There’s nothing particularly special about State Farm Stadium, which, since we are leaning into the fanciful, resembles what we’d imagine a U.F.O. to look like, a large silver-colored dome visible for miles in the desert. But it was the setting for moments that forever changed N.F.L. history: the end to the Patriots’ quest for a perfect season, still the only gap on Tom Brady and Bill Belichick’s football résumés, and the unraveling of Seattle’s would-be dynasty as the Patriots began the second phase of theirs.
It’s entertaining to envision what might take its place alongside these past chapters in N.F.L. lore in February.
— Jenny Vrentas
Jordan Stolz may not be the next great American speedskater. He may be the next great speedskater, period.
Stolz, an 18-year-old from Kewaskum, Wis., about 45 miles north of Milwaukee, competed in the Olympics earlier this year. But the Beijing Games came just a bit too early in his development, and he did not finish in the top 10 in either of the races he entered.

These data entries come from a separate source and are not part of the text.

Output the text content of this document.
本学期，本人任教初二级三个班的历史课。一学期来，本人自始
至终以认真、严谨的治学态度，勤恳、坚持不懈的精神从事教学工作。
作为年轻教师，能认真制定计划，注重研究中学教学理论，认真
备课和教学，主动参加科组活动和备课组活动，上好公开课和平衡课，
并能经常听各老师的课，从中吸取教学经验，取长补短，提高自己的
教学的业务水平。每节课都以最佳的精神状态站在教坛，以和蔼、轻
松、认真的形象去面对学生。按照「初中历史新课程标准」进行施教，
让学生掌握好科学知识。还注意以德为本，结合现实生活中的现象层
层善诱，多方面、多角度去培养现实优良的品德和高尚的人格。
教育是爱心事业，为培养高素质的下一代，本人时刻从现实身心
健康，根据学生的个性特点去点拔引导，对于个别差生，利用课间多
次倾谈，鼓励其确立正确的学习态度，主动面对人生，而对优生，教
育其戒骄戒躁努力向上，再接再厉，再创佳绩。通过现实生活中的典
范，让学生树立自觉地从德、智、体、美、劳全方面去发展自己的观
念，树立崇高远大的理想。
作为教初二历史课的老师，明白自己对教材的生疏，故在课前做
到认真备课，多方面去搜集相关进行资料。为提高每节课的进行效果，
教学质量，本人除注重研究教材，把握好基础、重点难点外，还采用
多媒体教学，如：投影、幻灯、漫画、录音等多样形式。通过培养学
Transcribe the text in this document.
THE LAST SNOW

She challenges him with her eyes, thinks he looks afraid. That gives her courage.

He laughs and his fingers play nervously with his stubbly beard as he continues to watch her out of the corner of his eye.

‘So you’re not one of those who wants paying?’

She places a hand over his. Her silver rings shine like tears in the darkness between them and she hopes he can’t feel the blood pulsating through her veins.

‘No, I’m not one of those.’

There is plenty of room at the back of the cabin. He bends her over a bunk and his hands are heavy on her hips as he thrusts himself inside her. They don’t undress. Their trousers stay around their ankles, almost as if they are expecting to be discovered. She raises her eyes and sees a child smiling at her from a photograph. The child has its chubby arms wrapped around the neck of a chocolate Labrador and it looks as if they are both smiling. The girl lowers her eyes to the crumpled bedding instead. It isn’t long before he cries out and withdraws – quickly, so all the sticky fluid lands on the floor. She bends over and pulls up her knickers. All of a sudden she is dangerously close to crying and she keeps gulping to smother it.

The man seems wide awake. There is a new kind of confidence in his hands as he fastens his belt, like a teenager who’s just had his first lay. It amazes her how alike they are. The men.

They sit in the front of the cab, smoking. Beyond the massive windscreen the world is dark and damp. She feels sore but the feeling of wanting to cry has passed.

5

Stolz tore up the World Cup circuit this fall, winning three gold medals and two silver and lowering his national record and some of his world junior records in the process. His diet of eating pizza every day before training, as well as the elk and moose meat his family hunts, seems to fuel him just fine.
Stolz, a sprinter who has shown aptitude and interest in distance events, has already drawn comparisons to Eric Heiden, the fellow Wisconsinite who won five gold medals at the 1980 Games, even as it is widely acknowledged Heiden’s feat likely cannot be replicated in the modern era.